Montag, 5. Oktober, ORF 2: Neues „kulturMontag“-Porträt „Alfred
Komarek – Der Geschichtensammler“ (23.40 Uhr), danach „Polt muss
weinen“ (0.00 Uhr)
Mit seinem Inspektor Simon Polt erschuf der gebürtige Bad Ausseer
Alfred Komarek eine österreichische Figur, die aus der
deutschsprachigen Krimilandschaft nicht mehr wegzudenken ist.

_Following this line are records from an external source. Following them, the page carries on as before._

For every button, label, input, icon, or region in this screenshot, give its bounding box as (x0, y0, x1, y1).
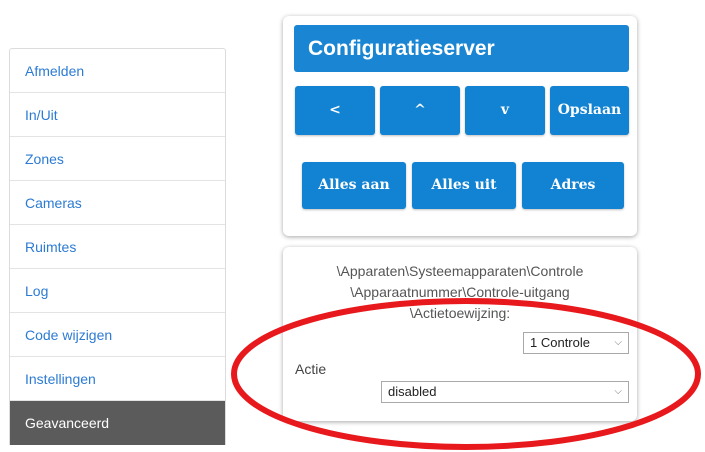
action-select-value: disabled (388, 384, 437, 399)
page-title: Configuratieserver (294, 25, 629, 72)
address-button[interactable]: Adres (522, 162, 624, 209)
sidebar-item-code-wijzigen[interactable]: Code wijzigen (10, 313, 225, 357)
sidebar-item-geavanceerd[interactable]: Geavanceerd (10, 401, 225, 445)
config-path-line-2: \Apparaatnummer\Controle-uitgang (350, 284, 570, 300)
action-select[interactable]: disabled ⌵ (381, 381, 629, 403)
config-path-line-1: \Apparaten\Systeemapparaten\Controle (336, 263, 584, 279)
action-label: Actie (295, 361, 327, 377)
config-server-panel: Configuratieserver < ^ v Opslaan Alles a… (283, 16, 637, 236)
control-select[interactable]: 1 Controle ⌵ (523, 332, 629, 354)
down-button[interactable]: v (465, 86, 545, 135)
config-detail-panel: \Apparaten\Systeemapparaten\Controle \Ap… (283, 247, 637, 421)
sidebar-item-ruimtes[interactable]: Ruimtes (10, 225, 225, 269)
all-on-button[interactable]: Alles aan (302, 162, 406, 209)
config-path: \Apparaten\Systeemapparaten\Controle \Ap… (283, 261, 637, 324)
save-button[interactable]: Opslaan (550, 86, 629, 135)
sidebar-item-in-uit[interactable]: In/Uit (10, 93, 225, 137)
sidebar-item-log[interactable]: Log (10, 269, 225, 313)
sidebar-item-cameras[interactable]: Cameras (10, 181, 225, 225)
sidebar-nav: Afmelden In/Uit Zones Cameras Ruimtes Lo… (9, 48, 226, 445)
config-path-line-3: \Actietoewijzing: (409, 305, 511, 321)
chevron-down-icon: ⌵ (614, 386, 622, 397)
back-button[interactable]: < (295, 86, 375, 135)
sidebar-item-zones[interactable]: Zones (10, 137, 225, 181)
up-button[interactable]: ^ (380, 86, 460, 135)
all-off-button[interactable]: Alles uit (412, 162, 516, 209)
sidebar-item-afmelden[interactable]: Afmelden (10, 49, 225, 93)
chevron-down-icon: ⌵ (614, 337, 622, 348)
control-select-value: 1 Controle (530, 335, 590, 350)
sidebar-item-instellingen[interactable]: Instellingen (10, 357, 225, 401)
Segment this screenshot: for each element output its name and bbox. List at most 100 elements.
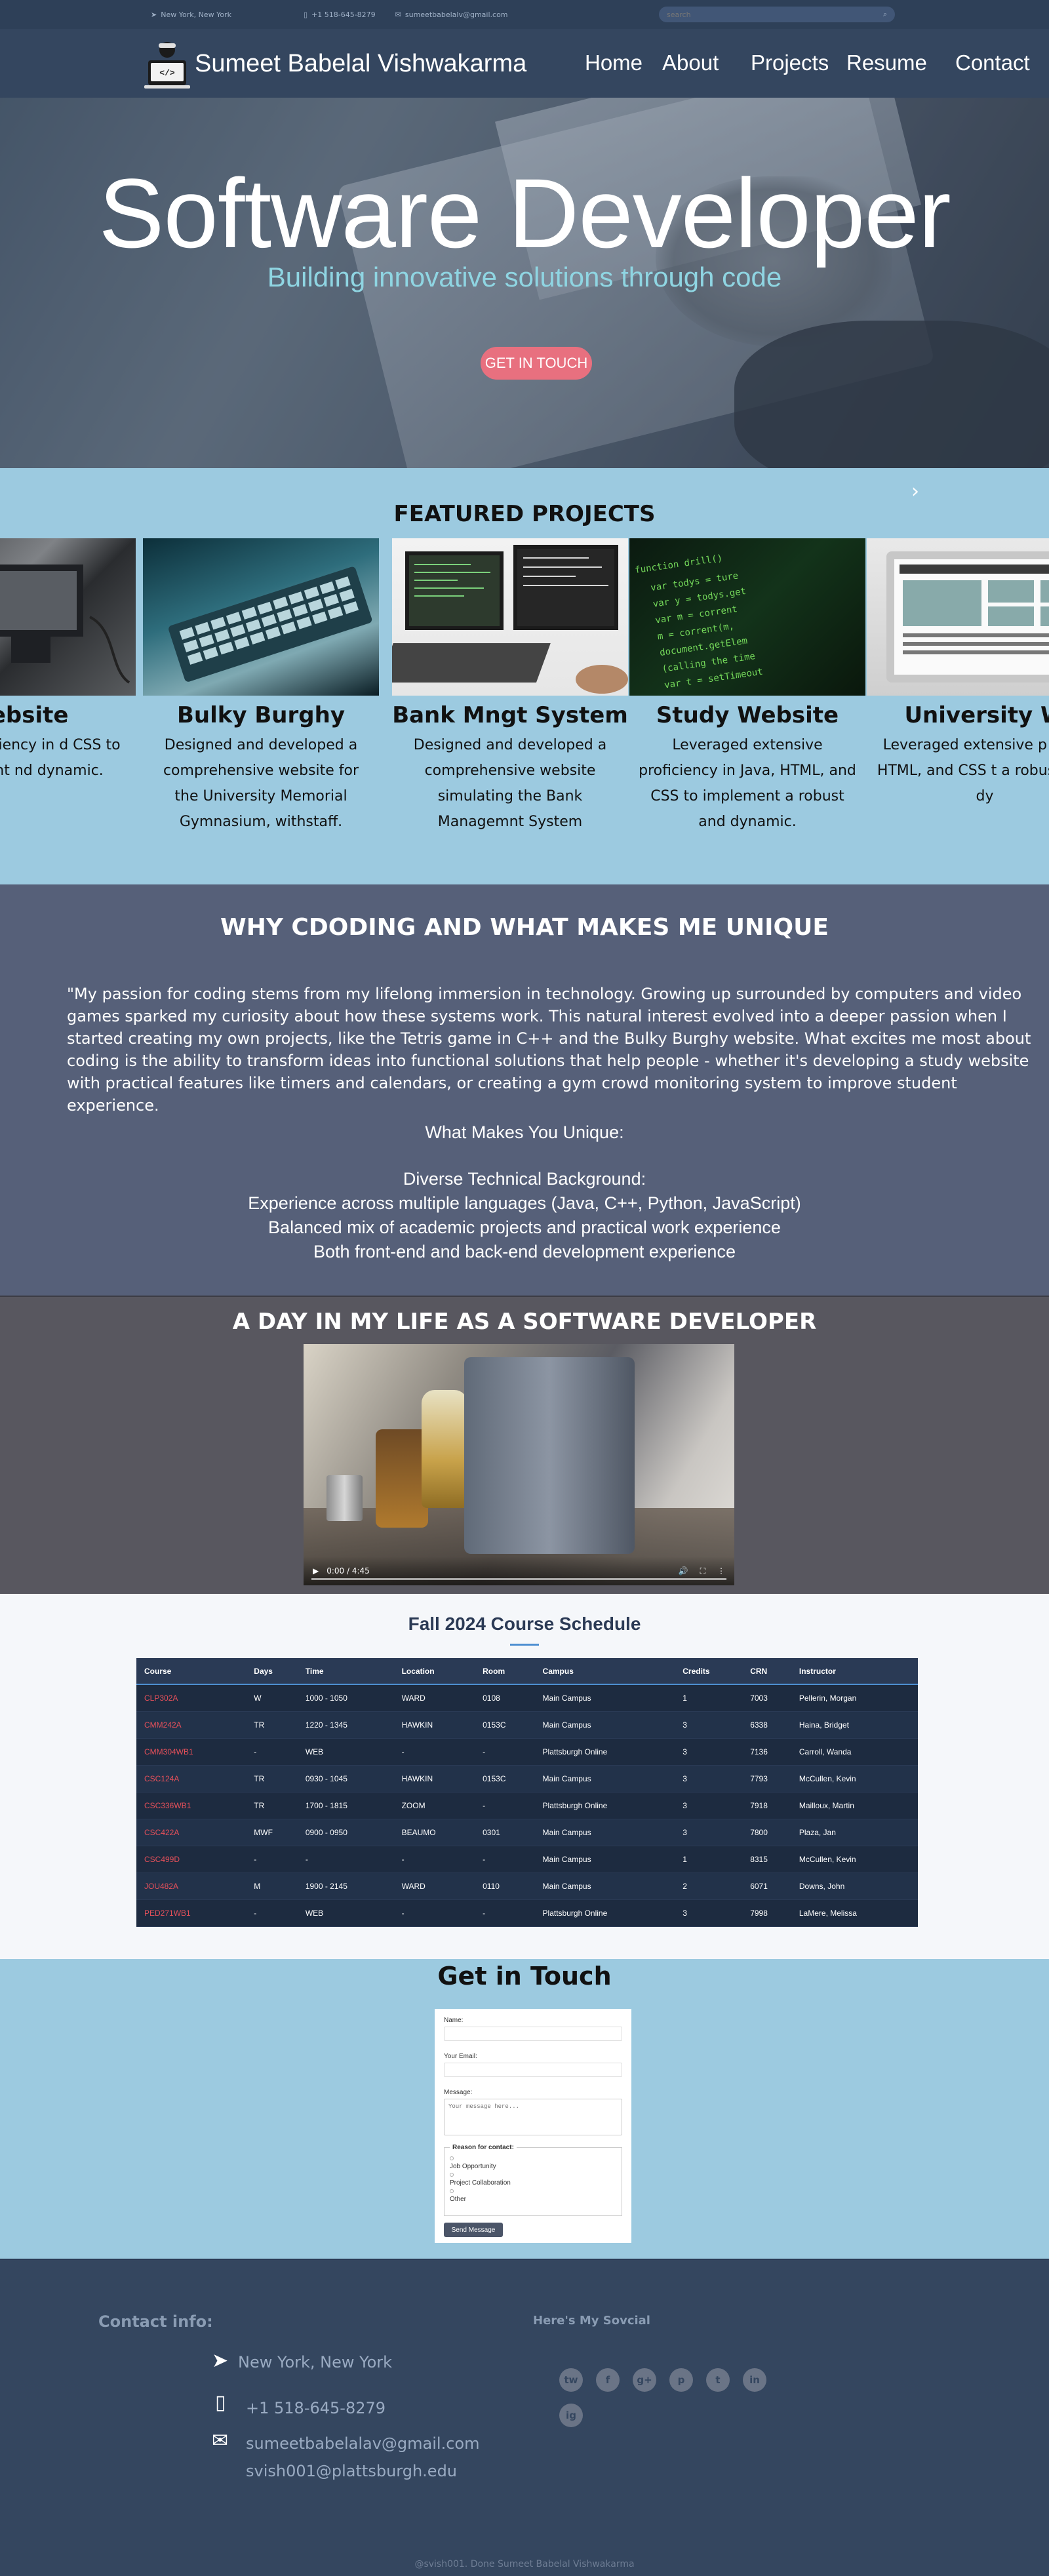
col-room: Room (475, 1658, 535, 1685)
project-image[interactable] (867, 538, 1049, 696)
project-card[interactable]: University W Leveraged extensive p Java,… (867, 538, 1049, 809)
project-desc: Designed and developed a comprehensive w… (413, 737, 607, 830)
table-row: CMM242A TR 1220 - 1345 HAWKIN 0153C Main Camp… (136, 1711, 918, 1739)
volume-icon[interactable]: 🔊 (679, 1566, 688, 1575)
table-cell: WEB (297, 1738, 394, 1766)
table-cell: 0930 - 1045 (297, 1765, 394, 1793)
project-image[interactable]: function drill() var todys = ture var y … (629, 538, 865, 696)
project-card[interactable]: Website nsive proficiency in d CSS to im… (0, 538, 136, 783)
footer-phone[interactable]: +1 518-645-8279 (246, 2399, 386, 2417)
fullscreen-icon[interactable]: ⛶ (700, 1566, 705, 1576)
table-cell: TR (246, 1792, 298, 1819)
project-card[interactable]: Bank Mngt System Designed and developed … (392, 538, 628, 835)
course-code-cell[interactable]: CSC422A (136, 1819, 247, 1846)
course-code-cell[interactable]: CSC336WB1 (136, 1792, 247, 1819)
copyright: @svish001. Done Sumeet Babelal Vishwakar… (414, 2559, 635, 2569)
video-player[interactable]: ▶ 0:00 / 4:45 🔊 ⛶ ⋮ (304, 1344, 734, 1585)
table-cell: Main Campus (534, 1765, 675, 1793)
table-cell: 3 (675, 1899, 743, 1927)
play-icon[interactable]: ▶ (313, 1566, 319, 1575)
unique-point: Diverse Technical Background: (403, 1169, 646, 1189)
course-code-cell[interactable]: PED271WB1 (136, 1899, 247, 1927)
table-cell: 7003 (742, 1684, 791, 1712)
google-plus-icon[interactable]: g+ (633, 2368, 656, 2392)
project-desc: nsive proficiency in d CSS to implement … (0, 737, 121, 779)
unique-point: Both front-end and back-end development … (313, 1242, 736, 1261)
table-cell: WARD (393, 1684, 475, 1712)
tumblr-icon[interactable]: t (706, 2368, 730, 2392)
site-footer: Contact info: Here's My Sovcial ➤ New Yo… (0, 2259, 1049, 2576)
nav-about[interactable]: About (662, 50, 719, 75)
social-title: Here's My Sovcial (533, 2314, 650, 2328)
reason-radio[interactable] (450, 2156, 454, 2160)
message-label: Message: (444, 2089, 473, 2096)
course-code-cell[interactable]: CLP302A (136, 1684, 247, 1712)
course-code-cell[interactable]: CMM304WB1 (136, 1738, 247, 1766)
footer-location: New York, New York (238, 2353, 393, 2371)
video-progress-bar[interactable] (311, 1578, 726, 1580)
search-icon[interactable]: ⌕ (883, 10, 887, 19)
table-cell: - (393, 1846, 475, 1873)
table-cell: - (475, 1899, 535, 1927)
featured-projects-section: › FEATURED PROJECTS Website nsive profic… (0, 468, 1049, 884)
day-title: A DAY IN MY LIFE AS A SOFTWARE DEVELOPER (232, 1309, 817, 1335)
table-cell: 0301 (475, 1819, 535, 1846)
project-image[interactable] (143, 538, 379, 696)
table-cell: - (475, 1792, 535, 1819)
table-row: CSC499D - - - - Main Campus 1 8315 McCullen, Kev… (136, 1846, 918, 1873)
linkedin-icon[interactable]: in (743, 2368, 766, 2392)
nav-resume[interactable]: Resume (846, 50, 927, 75)
top-info-bar: ➤ New York, New York ▯ +1 518-645-8279 ✉… (0, 0, 1049, 29)
contact-info-title: Contact info: (98, 2312, 213, 2331)
reason-radio[interactable] (450, 2189, 454, 2193)
table-cell: - (246, 1899, 298, 1927)
table-row: PED271WB1- WEB - - Plattsburgh Online 3 7998 La… (136, 1899, 918, 1927)
phone-icon: ▯ (303, 10, 308, 19)
nav-projects[interactable]: Projects (751, 50, 829, 75)
project-title: Study Website (656, 702, 839, 728)
video-controls: ▶ 0:00 / 4:45 🔊 ⛶ ⋮ (304, 1556, 734, 1585)
message-field[interactable] (444, 2099, 622, 2135)
email-field[interactable] (444, 2063, 622, 2077)
course-code-cell[interactable]: CSC499D (136, 1846, 247, 1873)
col-time: Time (297, 1658, 394, 1685)
course-code-cell[interactable]: JOU482A (136, 1873, 247, 1900)
footer-email-school[interactable]: svish001@plattsburgh.edu (246, 2462, 457, 2480)
get-in-touch-button[interactable]: GET IN TOUCH (481, 347, 592, 380)
project-card[interactable]: function drill() var todys = ture var y … (629, 538, 865, 835)
site-header: </> Sumeet Babelal Vishwakarma Home Abou… (0, 29, 1049, 98)
course-code-cell[interactable]: CMM242A (136, 1711, 247, 1739)
footer-email[interactable]: sumeetbabelalav@gmail.com (246, 2434, 479, 2453)
cup-image (327, 1475, 363, 1521)
carousel-next-icon[interactable]: › (911, 480, 919, 503)
table-cell: 0110 (475, 1873, 535, 1900)
table-cell: 3 (675, 1765, 743, 1793)
project-image[interactable] (0, 538, 136, 696)
nav-contact[interactable]: Contact (955, 50, 1030, 75)
table-cell: - (297, 1846, 394, 1873)
more-options-icon[interactable]: ⋮ (717, 1566, 725, 1575)
reason-fieldset: Reason for contact: Job Opportunity Proj… (444, 2144, 622, 2216)
instagram-icon[interactable]: ig (559, 2404, 583, 2427)
search-box[interactable]: ⌕ (659, 7, 895, 22)
email-label: Your Email: (444, 2053, 477, 2060)
project-image[interactable] (392, 538, 628, 696)
day-in-life-section: A DAY IN MY LIFE AS A SOFTWARE DEVELOPER… (0, 1296, 1049, 1594)
table-cell: 7800 (742, 1819, 791, 1846)
table-cell: HAWKIN (393, 1765, 475, 1793)
name-field[interactable] (444, 2027, 622, 2041)
reason-radio[interactable] (450, 2173, 454, 2177)
table-cell: - (475, 1846, 535, 1873)
topbar-email: ✉ sumeetbabelalv@gmail.com (395, 10, 508, 19)
project-card[interactable]: Bulky Burghy Designed and developed a co… (143, 538, 379, 835)
pinterest-icon[interactable]: p (669, 2368, 693, 2392)
course-code-cell[interactable]: CSC124A (136, 1765, 247, 1793)
send-message-button[interactable]: Send Message (444, 2223, 503, 2237)
name-label: Name: (444, 2017, 464, 2024)
twitter-icon[interactable]: tw (559, 2368, 583, 2392)
facebook-icon[interactable]: f (596, 2368, 620, 2392)
phone-icon: ▯ (215, 2391, 226, 2414)
nav-home[interactable]: Home (585, 50, 643, 75)
search-input[interactable] (667, 10, 883, 19)
table-cell: Plaza, Jan (791, 1819, 918, 1846)
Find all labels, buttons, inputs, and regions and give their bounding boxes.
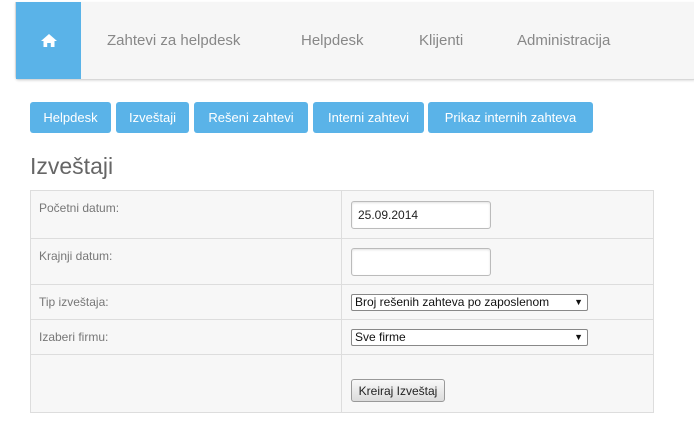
report-type-selected: Broj rešenih zahteva po zaposlenom: [355, 295, 550, 309]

Kongenial wurde er von Erwin Steinhauer in der vom ORF verfilmten,
beliebten „Polt“-Reihe dargestellt. Der brummige, dem Wein nicht
abgeneigte Ermittler ist allen Leserinnen und Lesern ans Herz
gewachsen. Komareks Romane sind aber vor allem ironische und
liebevolle Milieustudien des Weinviertels. In Bad Aussee geboren, kam
er als Student nach Wien, und begann zu schreiben, da er laut eigenen
Angaben „dringend Geld brauchte“. Die ersten schriftstellerischen
Arbeiten waren Glossen und Reportagen für Zeitungen. Mit Texten für
das Radio gewann er in den 1970er Jahren eine große Fangemeinde – die
Ö3-Sendung „Melodie exklusiv“ wurde legendär. Für das neue
Filmporträt von Sandra Krieger zum 75. Geburtstag öffnet der
passionierte Sammler die Türen zu seinen „drei Höhlen“, wie er seine
Wohnsitze in Wien, im Salzkammergut und im Weinviertel nennt. Darin
befinden sich allerhand schöne, wunderliche und besondere Dinge.